Daniel Hannan
Roger Scruton changed the course of my life. He addressed my school’s philosophy society when I was 16, speaking so compellingly about Wittgenstein and language that, when he finished, no one wanted to ask the first question. So, more to fill an awkward silence than anything else, I stuck my hand up and asked him what he saw as the role of a conservative thinker. ‘The role of a conservative thinker,’ he replied, in his charmingly diffident manner, ‘is to reassure the people that their prejudices are true.’

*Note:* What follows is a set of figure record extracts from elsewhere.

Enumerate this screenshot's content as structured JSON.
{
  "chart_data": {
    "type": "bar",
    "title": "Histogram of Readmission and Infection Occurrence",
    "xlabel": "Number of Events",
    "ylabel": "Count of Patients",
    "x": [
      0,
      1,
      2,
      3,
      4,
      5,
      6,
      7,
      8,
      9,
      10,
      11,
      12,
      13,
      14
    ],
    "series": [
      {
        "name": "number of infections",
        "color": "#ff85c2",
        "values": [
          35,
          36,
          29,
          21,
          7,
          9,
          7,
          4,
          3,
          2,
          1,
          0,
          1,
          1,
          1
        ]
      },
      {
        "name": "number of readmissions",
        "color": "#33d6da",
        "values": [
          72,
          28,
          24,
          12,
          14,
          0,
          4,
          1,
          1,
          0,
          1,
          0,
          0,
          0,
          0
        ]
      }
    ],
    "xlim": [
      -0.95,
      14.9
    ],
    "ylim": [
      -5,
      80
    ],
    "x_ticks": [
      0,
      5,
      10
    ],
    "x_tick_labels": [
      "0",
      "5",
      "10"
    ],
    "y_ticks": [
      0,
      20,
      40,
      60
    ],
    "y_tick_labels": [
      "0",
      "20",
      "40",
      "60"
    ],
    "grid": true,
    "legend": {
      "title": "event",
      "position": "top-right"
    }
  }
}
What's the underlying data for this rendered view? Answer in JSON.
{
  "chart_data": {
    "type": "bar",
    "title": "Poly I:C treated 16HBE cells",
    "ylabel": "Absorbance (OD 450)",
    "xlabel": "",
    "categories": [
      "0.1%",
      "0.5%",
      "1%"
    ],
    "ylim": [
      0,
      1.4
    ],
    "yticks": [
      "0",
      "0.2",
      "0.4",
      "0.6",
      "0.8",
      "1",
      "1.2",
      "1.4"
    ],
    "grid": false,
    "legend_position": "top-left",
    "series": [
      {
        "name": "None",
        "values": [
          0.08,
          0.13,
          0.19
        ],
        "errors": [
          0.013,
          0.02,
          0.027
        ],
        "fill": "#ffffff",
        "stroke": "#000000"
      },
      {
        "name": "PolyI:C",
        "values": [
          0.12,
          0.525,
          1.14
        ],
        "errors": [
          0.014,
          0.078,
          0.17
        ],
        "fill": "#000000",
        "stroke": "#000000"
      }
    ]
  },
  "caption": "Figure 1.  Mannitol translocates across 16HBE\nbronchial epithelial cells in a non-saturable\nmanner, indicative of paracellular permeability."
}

That beautiful aperçu never left me. It animated my career in politics, not least during the Brexit referendum. I spent part of my gap year in what we then still called Eastern Europe, observing the end of communism. Roger had given me various materials to carry to his dissident friends, so I watched the revolutions through Scrutonian eyes. Although it is nowadays fashionable to portray 1989 as a ‘return to Europe’, it was clear at the time that people mainly wanted an end to foreign occupation and a return to national sovereignty. Roger used to call it ‘the politics of the first person plural’: the need for a shared sense of identity in an open society. He was spot on. He always was.
Timothy Garton Ash
‘There’s this very interesting Hungarian called, er, I think, Soros,’ said Roger, sitting in the bohemian book- and music-strewn thicket of his Notting Hill flat. This was sometime in the mid-1980s, and our shared desire to support dissidents in Czechoslovakia, Poland and Hungary had brought us together. Incredible though it may sound, no one had then heard of George Soros.
Our conspiratorial missions behind the Iron Curtain were, let’s be honest, also huge fun, but what needs to be remembered is the amount of hard, thankless charitable administration that Roger undertook, between writing his 50 or so books.